Roeder, who now resides in the Harbour City, will be signing copies of her book at Woodgrove Centre on Friday (June 27).

“We didn’t talk about things because we didn’t know who was an informer and the same thing happened all over again in … in East Germany,” Roeder said.

We Don’t Talk About That chronicles life in Germany after the First World War as well as life during and after the Second World War. The book focuses around a little German girl named Gila, who is forced to escape East Germany and struggles to find her footing in West Germany. Although the book details the horrors of war, it also contains moments of innocence.
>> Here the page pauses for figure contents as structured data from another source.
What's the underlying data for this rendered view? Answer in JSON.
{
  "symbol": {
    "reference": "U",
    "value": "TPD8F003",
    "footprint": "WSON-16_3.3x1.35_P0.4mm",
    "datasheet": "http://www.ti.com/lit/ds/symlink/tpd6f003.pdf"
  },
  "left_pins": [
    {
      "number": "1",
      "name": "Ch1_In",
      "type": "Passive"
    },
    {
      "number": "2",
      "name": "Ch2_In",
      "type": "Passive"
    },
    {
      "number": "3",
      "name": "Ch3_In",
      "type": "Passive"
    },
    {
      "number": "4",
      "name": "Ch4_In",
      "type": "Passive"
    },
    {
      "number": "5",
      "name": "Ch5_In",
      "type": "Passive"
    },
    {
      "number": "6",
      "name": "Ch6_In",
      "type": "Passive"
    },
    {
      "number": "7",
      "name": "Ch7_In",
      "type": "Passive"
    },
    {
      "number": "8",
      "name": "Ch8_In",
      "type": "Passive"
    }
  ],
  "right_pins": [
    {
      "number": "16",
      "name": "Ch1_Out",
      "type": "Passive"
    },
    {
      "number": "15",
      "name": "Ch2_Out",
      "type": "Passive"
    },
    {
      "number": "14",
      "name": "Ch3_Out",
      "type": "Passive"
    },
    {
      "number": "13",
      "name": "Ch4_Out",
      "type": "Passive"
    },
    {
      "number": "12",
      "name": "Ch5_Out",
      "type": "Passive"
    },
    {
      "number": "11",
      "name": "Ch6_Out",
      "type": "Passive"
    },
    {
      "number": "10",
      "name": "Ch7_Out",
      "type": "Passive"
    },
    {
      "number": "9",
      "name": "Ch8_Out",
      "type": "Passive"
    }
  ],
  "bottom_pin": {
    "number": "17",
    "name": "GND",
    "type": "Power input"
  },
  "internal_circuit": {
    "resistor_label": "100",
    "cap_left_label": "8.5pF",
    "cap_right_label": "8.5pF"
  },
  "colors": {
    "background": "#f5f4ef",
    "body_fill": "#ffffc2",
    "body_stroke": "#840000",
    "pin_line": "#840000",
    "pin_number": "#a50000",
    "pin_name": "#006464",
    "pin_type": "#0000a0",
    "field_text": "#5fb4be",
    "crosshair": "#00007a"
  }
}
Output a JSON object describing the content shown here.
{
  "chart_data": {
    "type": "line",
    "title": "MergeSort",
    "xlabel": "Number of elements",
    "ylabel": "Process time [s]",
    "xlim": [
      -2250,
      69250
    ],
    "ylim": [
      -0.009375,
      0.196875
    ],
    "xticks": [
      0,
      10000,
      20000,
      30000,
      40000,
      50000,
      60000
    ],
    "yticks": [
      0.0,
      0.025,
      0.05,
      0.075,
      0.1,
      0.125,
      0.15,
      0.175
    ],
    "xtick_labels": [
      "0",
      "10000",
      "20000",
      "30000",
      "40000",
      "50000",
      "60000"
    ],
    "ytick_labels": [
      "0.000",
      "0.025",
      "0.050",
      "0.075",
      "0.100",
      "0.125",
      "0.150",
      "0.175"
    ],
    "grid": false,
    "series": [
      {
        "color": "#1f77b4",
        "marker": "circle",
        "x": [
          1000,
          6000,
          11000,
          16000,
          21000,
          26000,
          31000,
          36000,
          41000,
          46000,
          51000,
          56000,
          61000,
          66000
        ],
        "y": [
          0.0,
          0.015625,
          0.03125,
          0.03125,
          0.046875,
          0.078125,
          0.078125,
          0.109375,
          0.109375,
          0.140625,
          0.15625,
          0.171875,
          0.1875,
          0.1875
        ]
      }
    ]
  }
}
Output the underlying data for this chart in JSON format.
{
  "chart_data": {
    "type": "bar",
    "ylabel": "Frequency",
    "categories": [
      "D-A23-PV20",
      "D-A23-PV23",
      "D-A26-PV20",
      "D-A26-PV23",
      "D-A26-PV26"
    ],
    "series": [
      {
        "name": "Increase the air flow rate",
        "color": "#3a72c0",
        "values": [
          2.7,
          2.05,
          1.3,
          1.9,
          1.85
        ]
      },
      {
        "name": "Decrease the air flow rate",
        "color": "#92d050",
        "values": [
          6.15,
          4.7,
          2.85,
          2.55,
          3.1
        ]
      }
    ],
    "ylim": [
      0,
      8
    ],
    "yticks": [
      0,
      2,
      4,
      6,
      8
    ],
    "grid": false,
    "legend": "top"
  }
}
“I always add innocent childhood memories, not to make it too hard on the reader,” Roeder said. “The reader will laugh, they will chuckle, and maybe at one time they will also cry ... especially when the Russians come in and all that rape was going on.”

While writing the book, Roeder experienced frequent nightmares and often found herself re-living the horrific events.

“The worst nightmare I ever had was when we were evicted the first time and we were walking over this field, where they [Russians and Germans] had been fighting the day before and there were bodies lying around,” she said.

Roeder signs copies of her book on Friday at the RBC branch in Woodgrove Centre from 11 a.m. until 2 p.m.